Respect de la dignité humaine

Premier billet de blogue, dernière journée à Toronto et d'inombrables sujets de réflexions. C’est avec enthousiasme que je me rendis au 285 Victoria pour assister à l’atelier "Islamo-phobia and Civil Liberties in Canada" à 10h00 am. Édifice Victoria de l’Université Ryerson, une fois en face du local 209, je me trouvais devant un auditoire hétéroclite composé de jeunes et de moins jeunes, offrant une belle palette de notre mosaïque culturelle canadienne. 

Le sujet de l’atelier : la montée du racisme, de l’islamo-phobie et la diminution des libertés civiles au Canada. Sujet très préoccupant pour le "meilleur pays au monde". Sujet d’autant plus sensible que la racine du problème est bien ancrée dans nos représentations, voir même inconsciente de "l’autre". En d’autres termes, les stéréotypes et les préjugés qui sont sans cesse véhiculés par la presse médiatique (livres, revues, journaux) et l’industrie du cinéma, que ce soit à Hollywood ou plus près de nous, au Québec, contribuent à renforcer nos tabous.

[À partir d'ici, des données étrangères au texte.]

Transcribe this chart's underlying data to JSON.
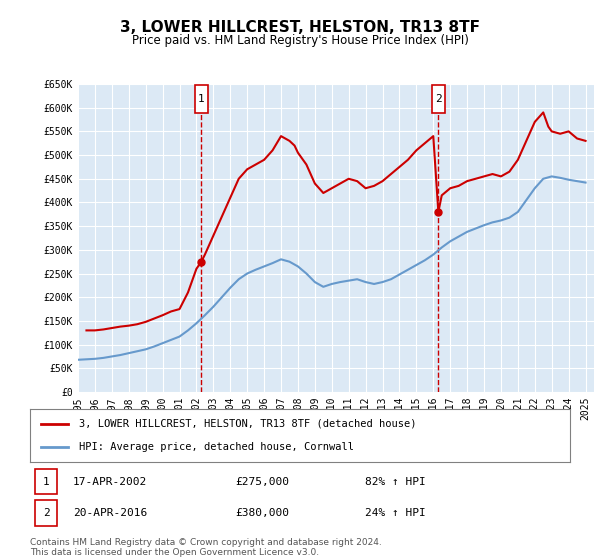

Une petite parenthèse, si vous me le permettez bien. Retour dans le temps en 2005. Je me rappelle cet été là un film indépendant controversé est sortie dans les salles du Québec: Le Nèg. J'étais scandalisée de voir l’affiche qui montrait une figurine d’homme noir avec un chapeau de paille et une canne à pêche. Ces mêmes figurines décoratives de vitres que l’on retrouve souvent devant les maisons dans les campagnes du Québec...Ceux et celles qui proviennent des régions plus éloignées sauront de quoi je parle.

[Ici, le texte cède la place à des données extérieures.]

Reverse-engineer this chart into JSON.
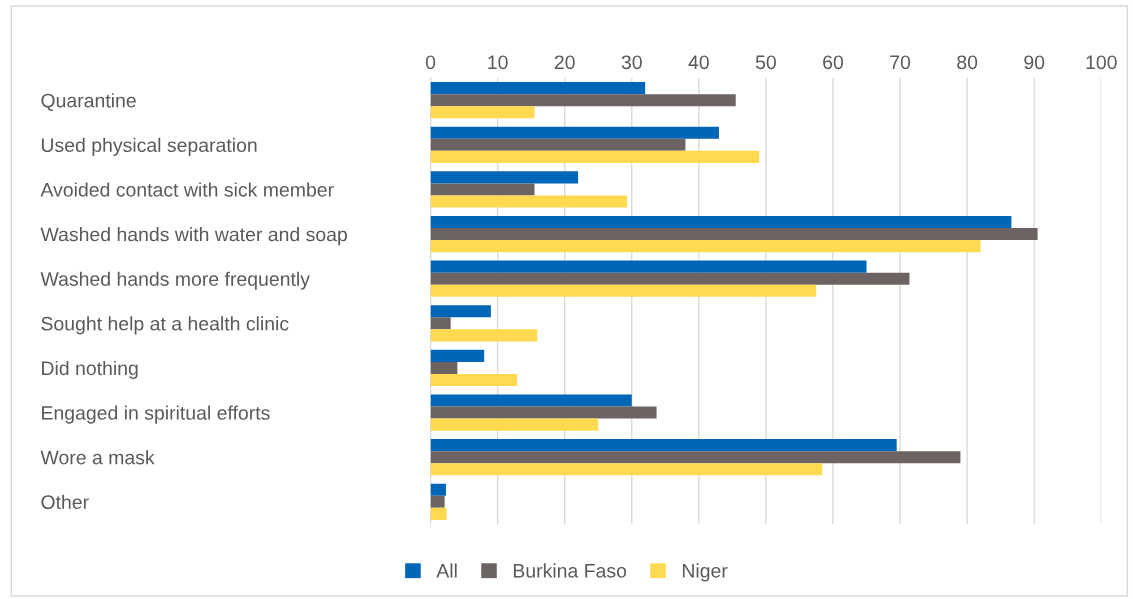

Permettez-moi de vous dire que le préjugé du paysan est un classique. Ce n'est pas la forme de préjugé la plus subtile. Il y en a beaucoup d'autres. L'atelier de ce matin m'a fait réaliser comment il est facile d'entretenir des stéréotypes dans notre quotidien. Sans même s'en rendre compte, on se représentente l'altérité, donc l'autre, d'une manière négative.

Le musulman terroriste, par exemple. C'est un autre classique. Permettez moi de vous rappeler le stéréotype du noir paresseux, de celui qui est incapable de se prendre en charge, du menteur et du voleur. Le réflexe de tenir fermement son sac à main pendant que passe l’inconnu, qui ne l’a jamais eu ? 

Représentation stéréotypée ? Certainement, mais réelle cependant. Pour enlever de nos pensées profondes de telles idées préconçues, je crois qu’il nous faut être en mesure de faire une réelle introspection sur nos schèmes de pensées et nos modes de conduite. C’est faire appel à sa conscience dont il s’agit.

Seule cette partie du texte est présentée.